弁護士の活用方法

「弁護士に依頼するのはトラブルが生じてからで十分だ。」、「普段トラブルがないのに、弁護士に顧問料を支払うのは勿体ない。」と考えていませんか。

しかし、これは会社にとって非常に『勿体ない』考えです。

顧問弁護士の活用方法の例をご紹介致しますので、顧問弁護士を持つか否かの判断の一材料として下さい。

(1)すぐに気軽に相談できる

顧問弁護士がいることの一番のメリットです。

顧問弁護士がいない場合、①相談できる弁護士を探す、②探した弁護士と打ち合わせ日時を設定する、というプロセスを経る必要があります。

知り合いに弁護士がいない場合、どの弁護士に相談すれば良いのかを決めるだけでも時間がかかってしまうのではないでしょうか。

相談する弁護士を決めたとしても、弁護士のスケジュールが空いていなければ、すぐに打ち合わせを行うことは難しいと思います。

しかし、顧問弁護士がいれば、①について迷う必要はありません。

打ち合わせについても、まずは電話や電子メールで相談することも可能です。

「こんな些細なことを相談して良いのかな」と思うようなことも、気軽に相談できます。

(2)会社の業務内容や人員配置について一から説明する手間が省ける

顧問弁護士がいない場合、トラブルを有効に解決するための前提として、①会社の業務内容や人員配置についても打ち合わせの時に話して頂く必要がある場合があります。

しかし、顧問弁護士がいれば、会社の業務内容や人員配置などについて一から説明する手間が省け、結果として打ち合わせ時間をトラブルの内容説明や解決方法の検討に集中することができます。

(3)契約書作成やチェックを任せることができる

顧問弁護士がいない場合、「契約書作成のためだけに弁護士を探して依頼することまでは必要ないのでは」とためらう場合もあるのではないでしょうか。

既に案文ができている契約書のチェックを依頼することは、更にハードルが高いかと思います。

しかし、契約書は会社にとって生命線ともいえるべき大切な書類であり、トラブルが生じないように、また仮にトラブルが生じた場合にも会社にとって不利とならないような適切な内容で作成しておく必要があります。

顧問弁護士がいれば、契約書の作成のみならず、既に案文ができている契約書のチェックも任せることができます。

また、顧問弁護士であれば会社の業務内容についても理解していますので、業界の実情に即した内容の契約書を作成することが可能です。

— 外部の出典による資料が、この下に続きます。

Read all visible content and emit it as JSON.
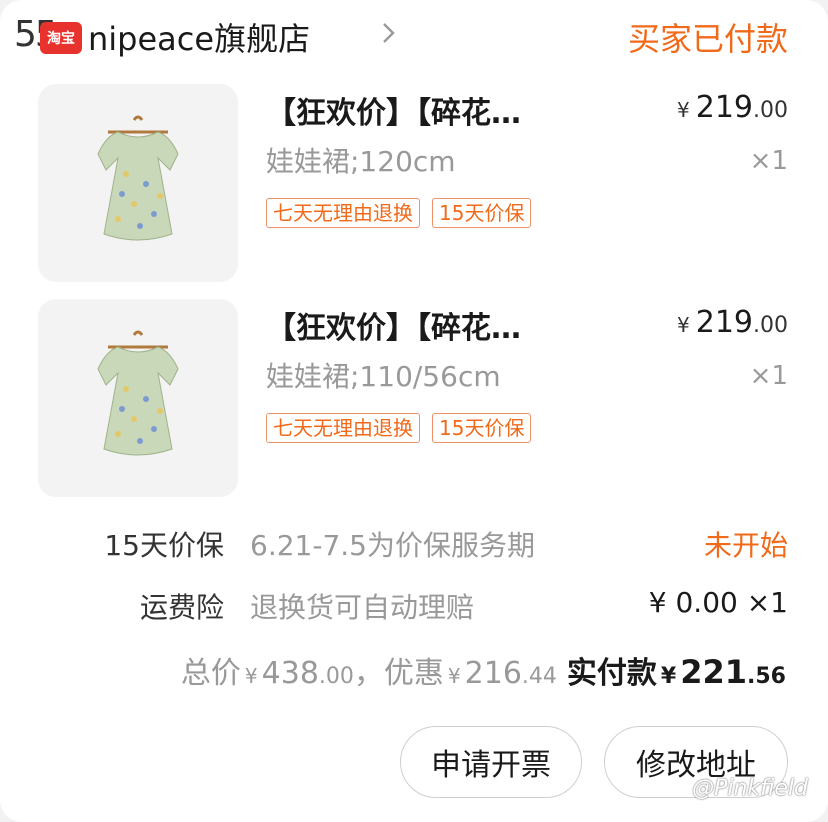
{
  "header": {
    "watermark_number": "55",
    "store_badge": "淘宝",
    "store_name": "nipeace旗舰店",
    "order_status": "买家已付款"
  },
  "items": [
    {
      "title": "【狂欢价】【碎花…",
      "spec": "娃娃裙;120cm",
      "tags": [
        "七天无理由退换",
        "15天价保"
      ],
      "price_yen": "¥",
      "price_int": "219",
      "price_dec": ".00",
      "qty": "×1"
    },
    {
      "title": "【狂欢价】【碎花…",
      "spec": "娃娃裙;110/56cm",
      "tags": [
        "七天无理由退换",
        "15天价保"
      ],
      "price_yen": "¥",
      "price_int": "219",
      "price_dec": ".00",
      "qty": "×1"
    }
  ],
  "services": [
    {
      "label": "15天价保",
      "desc": "6.21-7.5为价保服务期",
      "right": "未开始",
      "right_color": "#f06a1a"
    },
    {
      "label": "运费险",
      "desc": "退换货可自动理赔",
      "right": "¥ 0.00 ×1",
      "right_color": "#1a1a1a"
    }
  ],
  "totals": {
    "total_label": "总价",
    "total_yen": "¥",
    "total_int": "438",
    "total_dec": ".00",
    "sep": "，",
    "discount_label": "优惠",
    "discount_yen": "¥",
    "discount_int": "216",
    "discount_dec": ".44",
    "paid_label": "实付款",
    "paid_yen": "¥",
    "paid_int": "221",
    "paid_dec": ".56"
  },
  "actions": {
    "invoice_label": "申请开票",
    "address_label": "修改地址"
  },
  "watermark": "@Pinkfield",
  "colors": {
    "accent": "#f06a1a",
    "muted": "#999999",
    "text": "#1a1a1a"
  }
}
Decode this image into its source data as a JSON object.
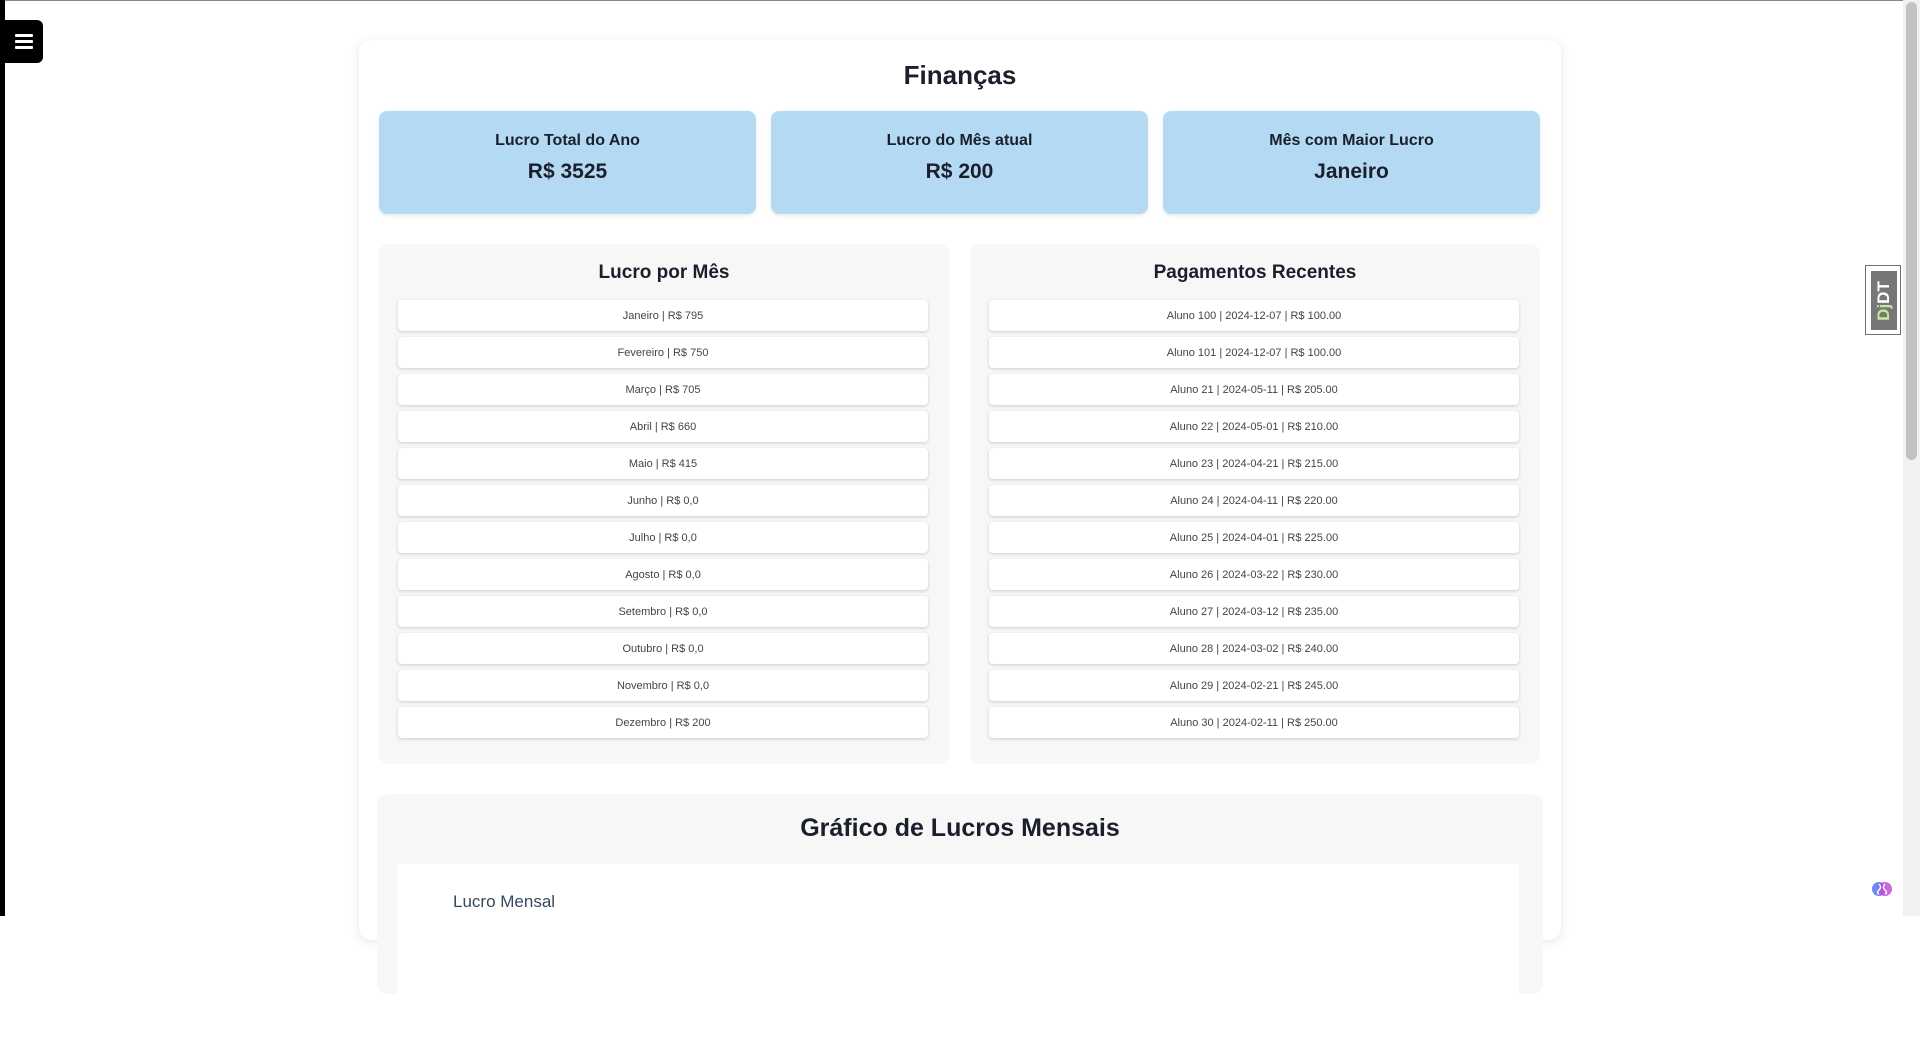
{
  "page": {
    "title": "Finanças"
  },
  "stats": [
    {
      "label": "Lucro Total do Ano",
      "value": "R$ 3525"
    },
    {
      "label": "Lucro do Mês atual",
      "value": "R$ 200"
    },
    {
      "label": "Mês com Maior Lucro",
      "value": "Janeiro"
    }
  ],
  "monthly": {
    "title": "Lucro por Mês",
    "items": [
      "Janeiro | R$ 795",
      "Fevereiro | R$ 750",
      "Março | R$ 705",
      "Abril | R$ 660",
      "Maio | R$ 415",
      "Junho | R$ 0,0",
      "Julho | R$ 0,0",
      "Agosto | R$ 0,0",
      "Setembro | R$ 0,0",
      "Outubro | R$ 0,0",
      "Novembro | R$ 0,0",
      "Dezembro | R$ 200"
    ]
  },
  "payments": {
    "title": "Pagamentos Recentes",
    "items": [
      "Aluno 100 | 2024-12-07 | R$ 100.00",
      "Aluno 101 | 2024-12-07 | R$ 100.00",
      "Aluno 21 | 2024-05-11 | R$ 205.00",
      "Aluno 22 | 2024-05-01 | R$ 210.00",
      "Aluno 23 | 2024-04-21 | R$ 215.00",
      "Aluno 24 | 2024-04-11 | R$ 220.00",
      "Aluno 25 | 2024-04-01 | R$ 225.00",
      "Aluno 26 | 2024-03-22 | R$ 230.00",
      "Aluno 27 | 2024-03-12 | R$ 235.00",
      "Aluno 28 | 2024-03-02 | R$ 240.00",
      "Aluno 29 | 2024-02-21 | R$ 245.00",
      "Aluno 30 | 2024-02-11 | R$ 250.00"
    ]
  },
  "chart": {
    "title": "Gráfico de Lucros Mensais",
    "legend": "Lucro Mensal"
  },
  "toolbar": {
    "djdt_label_dj": "Dj",
    "djdt_label_dt": "DT"
  },
  "icons": {
    "menu": "hamburger-menu-icon",
    "extension": "brain-icon"
  },
  "colors": {
    "stat_card_bg": "#b3daf2",
    "panel_bg": "#f7f7f7",
    "menu_bg": "#000000",
    "djdt_bg": "#777777",
    "djdt_accent": "#c6e6a0"
  }
}
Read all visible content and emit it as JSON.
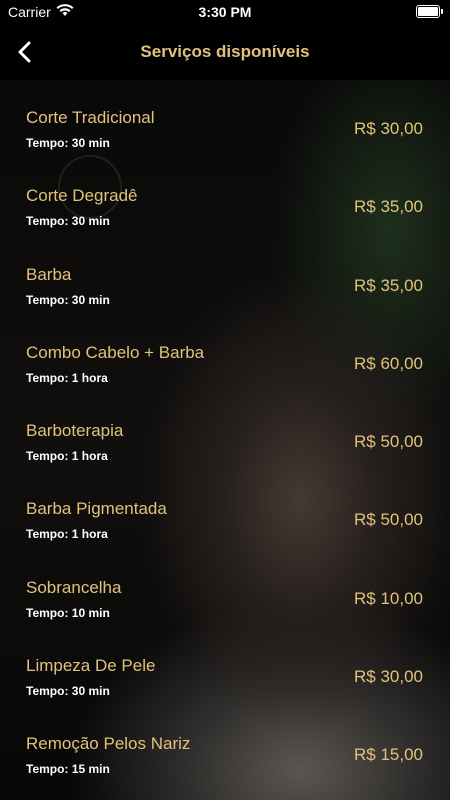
{
  "status_bar": {
    "carrier": "Carrier",
    "time": "3:30 PM"
  },
  "nav": {
    "title": "Serviços disponíveis",
    "back_icon": "chevron-left-icon"
  },
  "colors": {
    "accent": "#e2c27a",
    "background": "#000000",
    "text": "#ffffff"
  },
  "services": [
    {
      "name": "Corte Tradicional",
      "duration": "Tempo: 30 min",
      "price": "R$ 30,00"
    },
    {
      "name": "Corte Degradê",
      "duration": "Tempo: 30 min",
      "price": "R$ 35,00"
    },
    {
      "name": "Barba",
      "duration": "Tempo: 30 min",
      "price": "R$ 35,00"
    },
    {
      "name": "Combo Cabelo + Barba",
      "duration": "Tempo: 1 hora",
      "price": "R$ 60,00"
    },
    {
      "name": "Barboterapia",
      "duration": "Tempo: 1 hora",
      "price": "R$ 50,00"
    },
    {
      "name": "Barba Pigmentada",
      "duration": "Tempo: 1 hora",
      "price": "R$ 50,00"
    },
    {
      "name": "Sobrancelha",
      "duration": "Tempo: 10 min",
      "price": "R$ 10,00"
    },
    {
      "name": "Limpeza De Pele",
      "duration": "Tempo: 30 min",
      "price": "R$ 30,00"
    },
    {
      "name": "Remoção Pelos Nariz",
      "duration": "Tempo: 15 min",
      "price": "R$ 15,00"
    }
  ]
}
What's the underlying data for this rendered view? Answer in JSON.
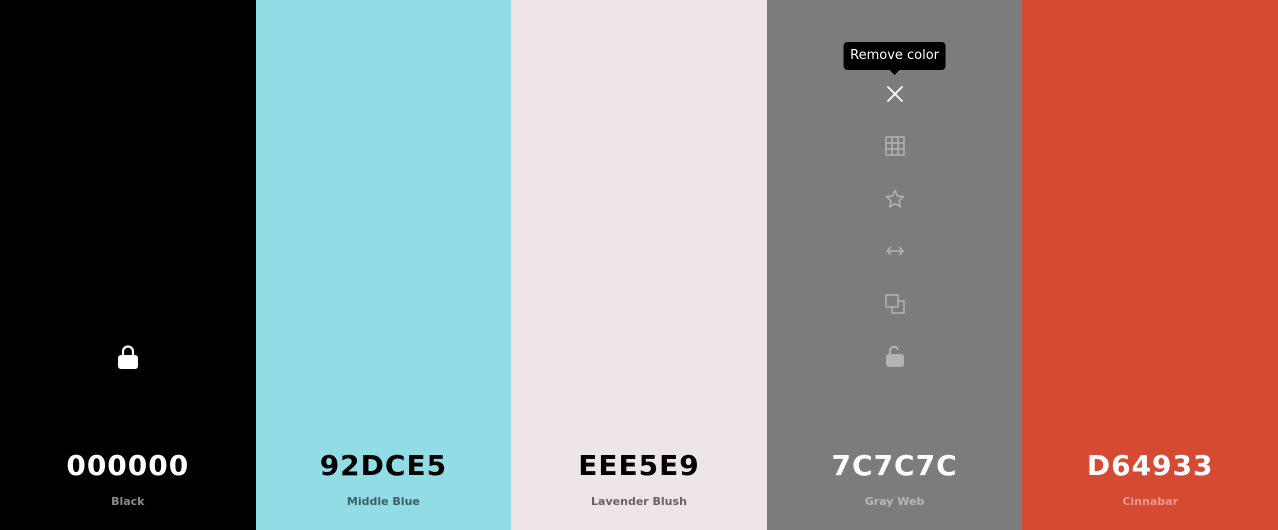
{
  "palette": [
    {
      "hex": "000000",
      "name": "Black",
      "bg": "#000000",
      "hex_color": "#ffffff",
      "name_color": "#8a8a8a",
      "locked": true
    },
    {
      "hex": "92DCE5",
      "name": "Middle Blue",
      "bg": "#92dce5",
      "hex_color": "#000000",
      "name_color": "#3e5e62",
      "locked": false
    },
    {
      "hex": "EEE5E9",
      "name": "Lavender Blush",
      "bg": "#eee5e9",
      "hex_color": "#000000",
      "name_color": "#666264",
      "locked": false
    },
    {
      "hex": "7C7C7C",
      "name": "Gray Web",
      "bg": "#7c7c7c",
      "hex_color": "#ffffff",
      "name_color": "#b8b8b8",
      "locked": false,
      "hovered": true
    },
    {
      "hex": "D64933",
      "name": "Cinnabar",
      "bg": "#d64933",
      "hex_color": "#ffffff",
      "name_color": "#e89c90",
      "locked": false
    }
  ],
  "hover_toolbar": {
    "tooltip": "Remove color",
    "icons": [
      "close-icon",
      "grid-icon",
      "star-icon",
      "arrows-horizontal-icon",
      "copy-icon",
      "lock-open-icon"
    ],
    "icon_color": "#b3b3b3",
    "active_icon_color": "#ffffff"
  }
}
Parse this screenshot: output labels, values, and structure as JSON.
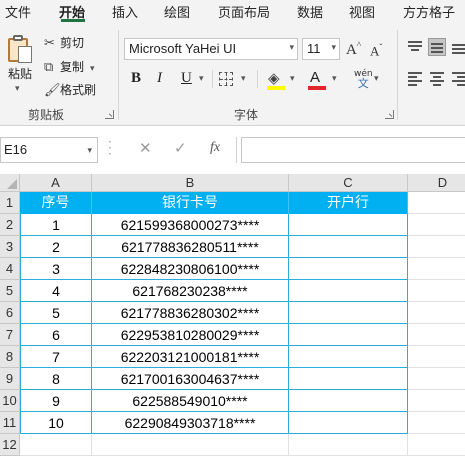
{
  "menu_tabs": [
    "文件",
    "开始",
    "插入",
    "绘图",
    "页面布局",
    "数据",
    "视图",
    "方方格子"
  ],
  "active_tab": "开始",
  "ribbon": {
    "clipboard": {
      "paste_label": "粘贴",
      "cut_label": "剪切",
      "copy_label": "复制",
      "format_painter_label": "格式刷",
      "group_label": "剪贴板"
    },
    "font": {
      "font_name": "Microsoft YaHei UI",
      "font_size": "11",
      "grow_glyph": "A",
      "shrink_glyph": "A",
      "bold_glyph": "B",
      "italic_glyph": "I",
      "underline_glyph": "U",
      "font_color_glyph": "A",
      "phonetic_glyph_top": "wén",
      "phonetic_glyph_bottom": "文",
      "group_label": "字体",
      "fill_color": "#ffff00",
      "font_color": "#e0262b"
    }
  },
  "formula_bar": {
    "name_box": "E16",
    "formula": "",
    "fx_label": "fx"
  },
  "sheet": {
    "columns": [
      "A",
      "B",
      "C",
      "D"
    ],
    "rows": [
      "1",
      "2",
      "3",
      "4",
      "5",
      "6",
      "7",
      "8",
      "9",
      "10",
      "11",
      "12"
    ],
    "header": [
      "序号",
      "银行卡号",
      "开户行"
    ],
    "header_fill": "#00b0f0",
    "data": [
      [
        "1",
        "621599368000273****",
        ""
      ],
      [
        "2",
        "621778836280511****",
        ""
      ],
      [
        "3",
        "622848230806100****",
        ""
      ],
      [
        "4",
        "621768230238****",
        ""
      ],
      [
        "5",
        "621778836280302****",
        ""
      ],
      [
        "6",
        "622953810280029****",
        ""
      ],
      [
        "7",
        "622203121000181****",
        ""
      ],
      [
        "8",
        "621700163004637****",
        ""
      ],
      [
        "9",
        "622588549010****",
        ""
      ],
      [
        "10",
        "62290849303718****",
        ""
      ]
    ]
  }
}
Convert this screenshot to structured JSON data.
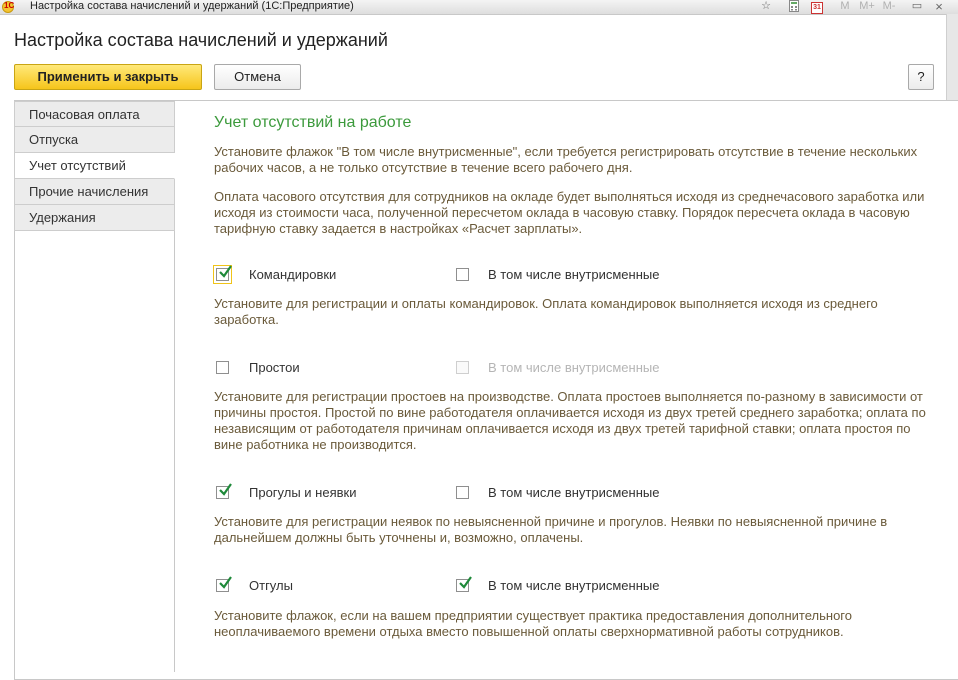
{
  "window": {
    "title": "Настройка состава начислений и удержаний  (1С:Предприятие)",
    "app_logo": "1С",
    "toolbar_glyphs": [
      "M",
      "M+",
      "M-"
    ],
    "calendar_day": "31",
    "minimize": "▭",
    "close": "×"
  },
  "form": {
    "title": "Настройка состава начислений и удержаний",
    "apply_label": "Применить и закрыть",
    "cancel_label": "Отмена",
    "help_label": "?"
  },
  "nav": {
    "items": [
      {
        "label": "Почасовая оплата",
        "active": false
      },
      {
        "label": "Отпуска",
        "active": false
      },
      {
        "label": "Учет отсутствий",
        "active": true
      },
      {
        "label": "Прочие начисления",
        "active": false
      },
      {
        "label": "Удержания",
        "active": false
      }
    ]
  },
  "content": {
    "title": "Учет отсутствий на работе",
    "intro_lines": [
      "Установите флажок \"В том числе внутрисменные\", если требуется регистрировать отсутствие в течение нескольких",
      "рабочих часов, а не только отсутствие в течение всего рабочего дня."
    ],
    "note_lines": [
      "Оплата часового отсутствия для сотрудников на окладе будет выполняться исходя из среднечасового заработка или",
      "исходя из стоимости часа, полученной пересчетом оклада в часовую ставку. Порядок пересчета оклада в часовую",
      "тарифную ставку задается в настройках «Расчет зарплаты»."
    ],
    "options": [
      {
        "label": "Командировки",
        "checked": true,
        "focused": true,
        "intra_label": "В том числе внутрисменные",
        "intra_checked": false,
        "intra_disabled": false,
        "desc_lines": [
          "Установите для регистрации и оплаты командировок. Оплата командировок выполняется исходя из среднего",
          "заработка."
        ]
      },
      {
        "label": "Простои",
        "checked": false,
        "focused": false,
        "intra_label": "В том числе внутрисменные",
        "intra_checked": false,
        "intra_disabled": true,
        "desc_lines": [
          "Установите для регистрации простоев на производстве. Оплата простоев выполняется по-разному в зависимости от",
          "причины простоя. Простой по вине работодателя оплачивается исходя из двух третей среднего заработка; оплата по",
          "независящим от работодателя причинам оплачивается исходя из двух третей тарифной ставки; оплата простоя по",
          "вине работника не производится."
        ]
      },
      {
        "label": "Прогулы и неявки",
        "checked": true,
        "focused": false,
        "intra_label": "В том числе внутрисменные",
        "intra_checked": false,
        "intra_disabled": false,
        "desc_lines": [
          "Установите для регистрации неявок по невыясненной причине и прогулов. Неявки по невыясненной причине в",
          "дальнейшем должны быть уточнены и, возможно, оплачены."
        ]
      },
      {
        "label": "Отгулы",
        "checked": true,
        "focused": false,
        "intra_label": "В том числе внутрисменные",
        "intra_checked": true,
        "intra_disabled": false,
        "desc_lines": [
          "Установите флажок, если на вашем предприятии существует практика предоставления дополнительного",
          "неоплачиваемого времени отдыха вместо повышенной оплаты сверхнормативной работы сотрудников."
        ]
      }
    ]
  }
}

(4)就業規則や退職合意書、懲戒処分通知書など、労務に関する書面を任せることができる

「労務に関する書面は人事部が作成するから、弁護士に依頼する必要はない」と考えてはいませんか?

近年は労働分野の法律改正が頻繁に行われており、これに合わせて就業規則をはじめとした会社内の規則も改定する必要があります。

また、終身雇用制度が崩れて多様な働き方が可能となった現代においては、会社と従業員の関係性も一律ではありません。

定年前に何らかの事情で退職する従業員や、問題行動を起こしたために懲戒処分を行う必要がある従業員もいると思います。

会社と従業員との間のトラブルを未然に予防するために、退職合意書や懲戒処分通知書などの労務関係の書類を適切な内容で作成する必要性は高いといえます。

(5)交渉の窓口とすることができる

相手方と交渉するときに法律知識が必要となる場合、弁護士が交渉窓口となることでスムーズな交渉が可能となります。

また、相手方が不誠実な方やクレーマーの場合、弁護士が対応すること自体が一定の牽制となるため、クレームが止むことは良くあることといえます。

(6)他の士業と連携することができる

ビジネスを行うに当たっては、法律の専門家である弁護士だけでなく、登記の専門家である司法書士、税金の専門家である税理士など、他の士業と連携する必要があることも多いと思います。

弁護士であれば、他の士業とネットワークを築いていますので、必要に応じて連携してトラブルを解決したり、他の士業にご紹介したりすることもできます。

(7)従業員も相談できる(顧問契約のプランによる)

顧問契約のプランにもよりますが、従業員個人の離婚や相続、交通事故についても、会社と利益相反が生じない範囲内で顧問弁護士が対応することが可能ですので、従業員の福利厚生にも役立ちます。